Entretien

Lionel Naccache: “L’inconscient neuronal fait surgir des scénarios alternatifs”

Lionel Naccache, propos recueillis par Martin Legros publié le 6 min

Depuis une quinzaine d’années et grâce à l’imagerie médicale, la neurologie a fait de véritables bonds. Et même si elle est d’abord une école d’humilité, explique le chercheur Lionel Naccache, elle n’en lève pas moins un coin du voile sur le processus de l’illumination.

 

Comment observe-t-on l’activité du cerveau ?

Lionel Naccache : L’imagerie cérébrale (IRM fonctionnel, électroencéphalogramme, magnétoencéphalographie) nous permet de repérer de manière plus ou moins fine la dynamique d’activation des différentes régions du cerveau. À partir de ces mesures biologiques, il devient possible de suivre la « trajectoire cérébrale » des idées qui nous viennent à l’esprit et de redéfinir ainsi notre fonctionnement mental.

 

Qu’est-ce qui se passe quand surgit une idée ?

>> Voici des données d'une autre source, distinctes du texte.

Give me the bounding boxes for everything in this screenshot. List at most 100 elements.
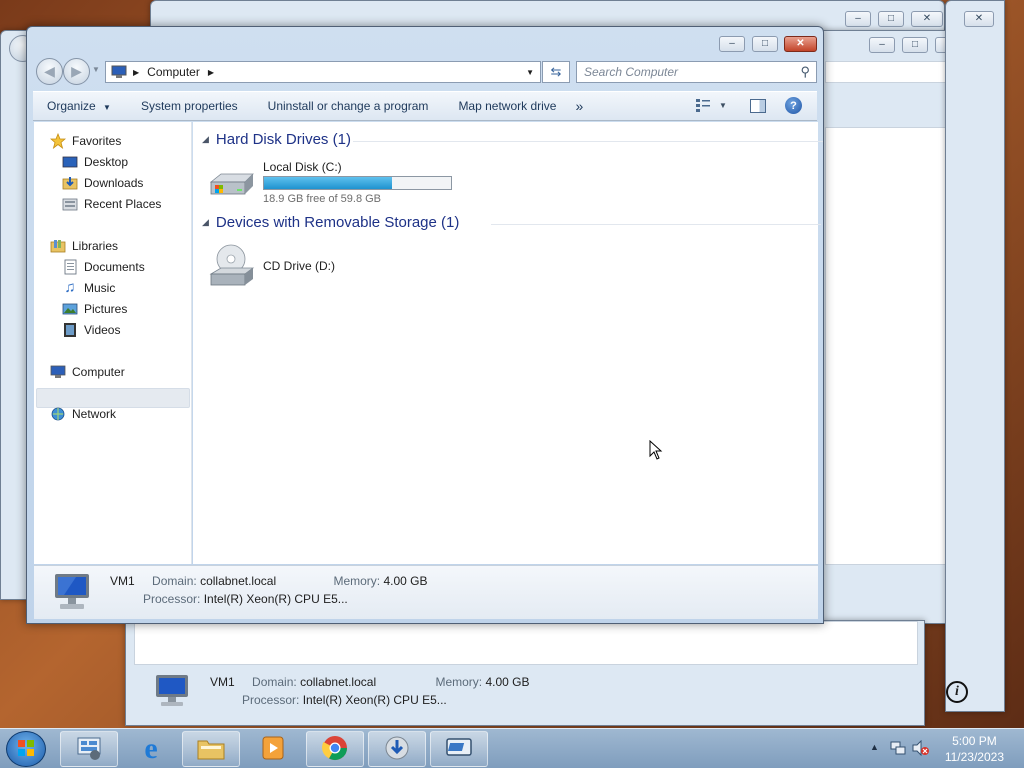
search-placeholder: Search Computer bbox=[584, 65, 679, 79]
minimize-button[interactable]: – bbox=[869, 37, 895, 53]
search-input[interactable]: Search Computer ⚲ bbox=[576, 61, 817, 83]
breadcrumb-computer[interactable]: Computer bbox=[147, 65, 200, 79]
pictures-icon bbox=[62, 301, 78, 317]
details-pane: VM1 Domain: collabnet.local Memory: 4.00… bbox=[34, 565, 818, 619]
refresh-button[interactable]: ⇆ bbox=[542, 61, 570, 83]
breadcrumb-separator-icon[interactable]: ▶ bbox=[208, 68, 214, 77]
maximize-button[interactable]: □ bbox=[902, 37, 928, 53]
remote-desktop-icon bbox=[444, 736, 474, 763]
nav-downloads[interactable]: Downloads bbox=[62, 174, 143, 192]
background-content bbox=[134, 621, 918, 665]
star-icon bbox=[49, 132, 67, 150]
group-header-hard-disks[interactable]: ◢ Hard Disk Drives (1) bbox=[202, 131, 351, 148]
disk-usage-bar bbox=[263, 176, 452, 190]
documents-icon bbox=[62, 259, 78, 275]
disk-usage-fill bbox=[264, 177, 392, 189]
taskbar-remote-desktop[interactable] bbox=[430, 731, 488, 767]
taskbar-chrome[interactable] bbox=[306, 731, 364, 767]
local-disk-free: 18.9 GB free of 59.8 GB bbox=[263, 193, 382, 205]
nav-computer[interactable]: Computer bbox=[50, 363, 125, 381]
volume-muted-icon[interactable] bbox=[912, 739, 930, 757]
bg-processor-label: Processor: bbox=[242, 693, 300, 707]
system-properties-button[interactable]: System properties bbox=[126, 99, 253, 113]
info-icon[interactable]: i bbox=[946, 681, 968, 703]
network-icon bbox=[50, 406, 66, 422]
organize-menu[interactable]: Organize ▼ bbox=[33, 99, 126, 113]
videos-icon bbox=[62, 322, 78, 338]
close-button[interactable]: ✕ bbox=[964, 11, 994, 27]
taskbar-file-explorer[interactable] bbox=[182, 731, 240, 767]
clock[interactable]: 5:00 PM 11/23/2023 bbox=[945, 733, 1004, 765]
help-icon[interactable]: ? bbox=[785, 97, 802, 114]
back-arrow-icon: ◀ bbox=[44, 63, 55, 79]
memory-value: 4.00 GB bbox=[383, 574, 428, 588]
preview-pane-icon[interactable] bbox=[750, 99, 766, 113]
navigation-pane: Favorites Desktop Downloads Recent Place… bbox=[34, 122, 192, 564]
recent-pages-chevron-icon[interactable]: ▼ bbox=[92, 65, 100, 74]
collapse-icon: ◢ bbox=[202, 217, 209, 227]
computer-icon bbox=[111, 65, 127, 79]
background-window-outer: ✕ i bbox=[945, 0, 1005, 712]
processor-label: Processor: bbox=[143, 592, 201, 606]
minimize-button[interactable]: – bbox=[845, 11, 871, 27]
collapse-icon: ◢ bbox=[202, 134, 209, 144]
taskbar-update-installer[interactable] bbox=[368, 731, 426, 767]
chevron-down-icon: ▼ bbox=[719, 100, 727, 110]
group-divider bbox=[491, 224, 821, 225]
network-tray-icon[interactable] bbox=[890, 740, 906, 756]
bg-computer-name: VM1 bbox=[210, 675, 235, 689]
group-divider bbox=[353, 141, 823, 142]
uninstall-program-button[interactable]: Uninstall or change a program bbox=[253, 99, 444, 113]
media-player-icon bbox=[260, 735, 286, 764]
cd-drive-item[interactable]: CD Drive (D:) bbox=[207, 244, 407, 292]
nav-recent-places[interactable]: Recent Places bbox=[62, 195, 161, 213]
taskbar-media-player[interactable] bbox=[244, 731, 302, 767]
close-button[interactable]: ✕ bbox=[911, 11, 943, 27]
taskbar-internet-explorer[interactable]: e bbox=[122, 731, 180, 767]
view-icon bbox=[695, 98, 711, 112]
computer-large-icon bbox=[50, 572, 96, 612]
clock-time: 5:00 PM bbox=[952, 734, 997, 748]
nav-documents[interactable]: Documents bbox=[62, 258, 145, 276]
maximize-button[interactable]: □ bbox=[878, 11, 904, 27]
local-disk-item[interactable]: Local Disk (C:) 18.9 GB free of 59.8 GB bbox=[207, 160, 457, 210]
mouse-cursor-icon bbox=[649, 439, 663, 460]
hard-disk-icon bbox=[207, 168, 255, 200]
nav-favorites[interactable]: Favorites bbox=[49, 132, 121, 150]
close-button[interactable]: ✕ bbox=[784, 36, 817, 52]
maximize-button[interactable]: □ bbox=[752, 36, 778, 52]
more-commands-button[interactable]: » bbox=[571, 98, 598, 114]
nav-pictures[interactable]: Pictures bbox=[62, 300, 127, 318]
computer-icon bbox=[50, 364, 66, 380]
chrome-icon bbox=[321, 734, 349, 765]
refresh-icon: ⇆ bbox=[550, 64, 562, 79]
taskbar-server-manager[interactable] bbox=[60, 731, 118, 767]
minimize-button[interactable]: – bbox=[719, 36, 745, 52]
address-bar[interactable]: ▶ Computer ▶ ▼ bbox=[105, 61, 541, 83]
breadcrumb-separator-icon[interactable]: ▶ bbox=[133, 68, 139, 77]
nav-libraries[interactable]: Libraries bbox=[50, 237, 118, 255]
change-view-button[interactable]: ▼ bbox=[695, 98, 727, 112]
installer-icon bbox=[383, 734, 411, 765]
forward-button[interactable]: ▶ bbox=[63, 58, 90, 85]
internet-explorer-icon: e bbox=[144, 732, 158, 765]
show-hidden-icons-icon[interactable]: ▲ bbox=[870, 742, 879, 752]
nav-desktop[interactable]: Desktop bbox=[62, 153, 128, 171]
libraries-icon bbox=[50, 238, 66, 254]
back-button[interactable]: ◀ bbox=[36, 58, 63, 85]
downloads-icon bbox=[62, 175, 78, 191]
address-dropdown-icon[interactable]: ▼ bbox=[526, 68, 534, 77]
nav-network[interactable]: Network bbox=[50, 405, 116, 423]
start-button[interactable] bbox=[6, 731, 46, 767]
nav-music[interactable]: ♫ Music bbox=[62, 279, 115, 297]
taskbar: e ▲ 5:00 PM 11/23/2023 bbox=[0, 728, 1024, 768]
map-network-drive-button[interactable]: Map network drive bbox=[443, 99, 571, 113]
group-header-removable[interactable]: ◢ Devices with Removable Storage (1) bbox=[202, 214, 459, 231]
desktop-icon bbox=[62, 154, 78, 170]
memory-label: Memory: bbox=[333, 574, 381, 588]
bg-computer-icon bbox=[152, 673, 196, 709]
nav-videos[interactable]: Videos bbox=[62, 321, 120, 339]
background-search-box[interactable]: ⚲ bbox=[825, 61, 965, 83]
domain-label: Domain: bbox=[152, 574, 197, 588]
computer-name: VM1 bbox=[110, 574, 135, 588]
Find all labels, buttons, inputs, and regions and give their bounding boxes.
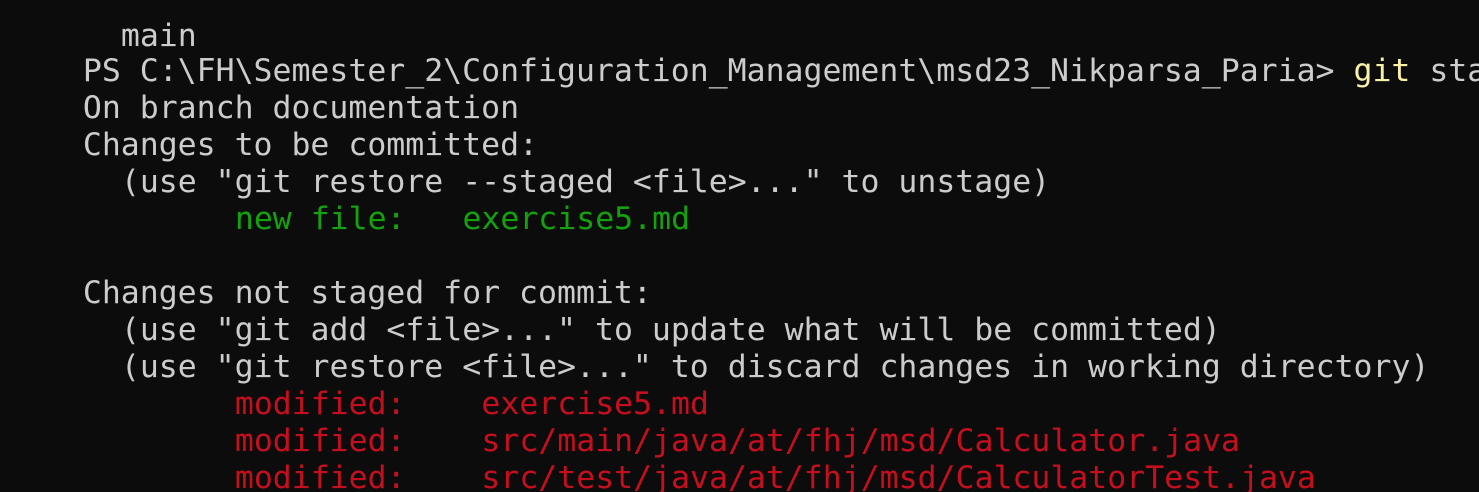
file-path: exercise5.md: [462, 201, 691, 237]
command-args: status: [1429, 53, 1479, 89]
unstaged-hint-add: (use "git add <file>..." to update what …: [7, 275, 1221, 348]
command-name: git: [1353, 53, 1411, 89]
unstaged-header: Changes not staged for commit:: [7, 238, 652, 311]
file-status: modified:: [234, 460, 406, 492]
command-line: PS C:\FH\Semester_2\Configuration_Manage…: [7, 16, 1479, 89]
staged-header: Changes to be committed:: [7, 90, 538, 163]
unstaged-file-row: modified: src/main/java/at/fhj/msd/Calcu…: [7, 386, 1240, 459]
branch-line: On branch documentation: [7, 53, 519, 126]
staged-hint: (use "git restore --staged <file>..." to…: [7, 127, 1050, 200]
unstaged-hint-restore: (use "git restore <file>..." to discard …: [7, 312, 1430, 385]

Avant d’aborder le cas très complexe de la génération d’une idée neuve, prenons le cas plus simple de l’idée « pilotée », celle qu’on suggère au sujet. Par exemple, l’idée de cheval suggérée par le mot « cheval ». Auparavant, pour savoir si le sujet avait pris conscience d’une idée, on était obligé de le lui demander. Avoir une idée au sens fort, c’est en effet être capable de la mettre en mot, de la discerner, de la rapporter. On appelle cela la « rapportabilité » : les sujets énoncent ce qu’ils ont à l’esprit. Mais aujourd’hui, il est parfois possible d’enregistrer la « signature » cérébrale de l’idée qui gagne la conscience du sujet, indépendamment de ce qu’il nous dit. Or que constate-t-on ? Qu’il y a un premier moment, inconscient, où beaucoup de choses se passent. Pendant les trois premiers centièmes de seconde, ce qui est énorme pour le tempo mental, notre cerveau traite, sans que nous en ayons conscience, le contenu lexical et sémantique d’une proposition qui lui est soumise. Il y a donc bien des formes d’idéation inconscientes.

 

Comment s’opère la prise de conscience, alors ?

La prise de conscience est un événement tardif à l’échelle du temps mental. Elle survient lorsque les régions éloignées les unes des autres qui ont commencé par traiter chacune de son côté et de manière inconsciente l’information, établissent entre elles une sorte de « conversation intégrée », un réseau.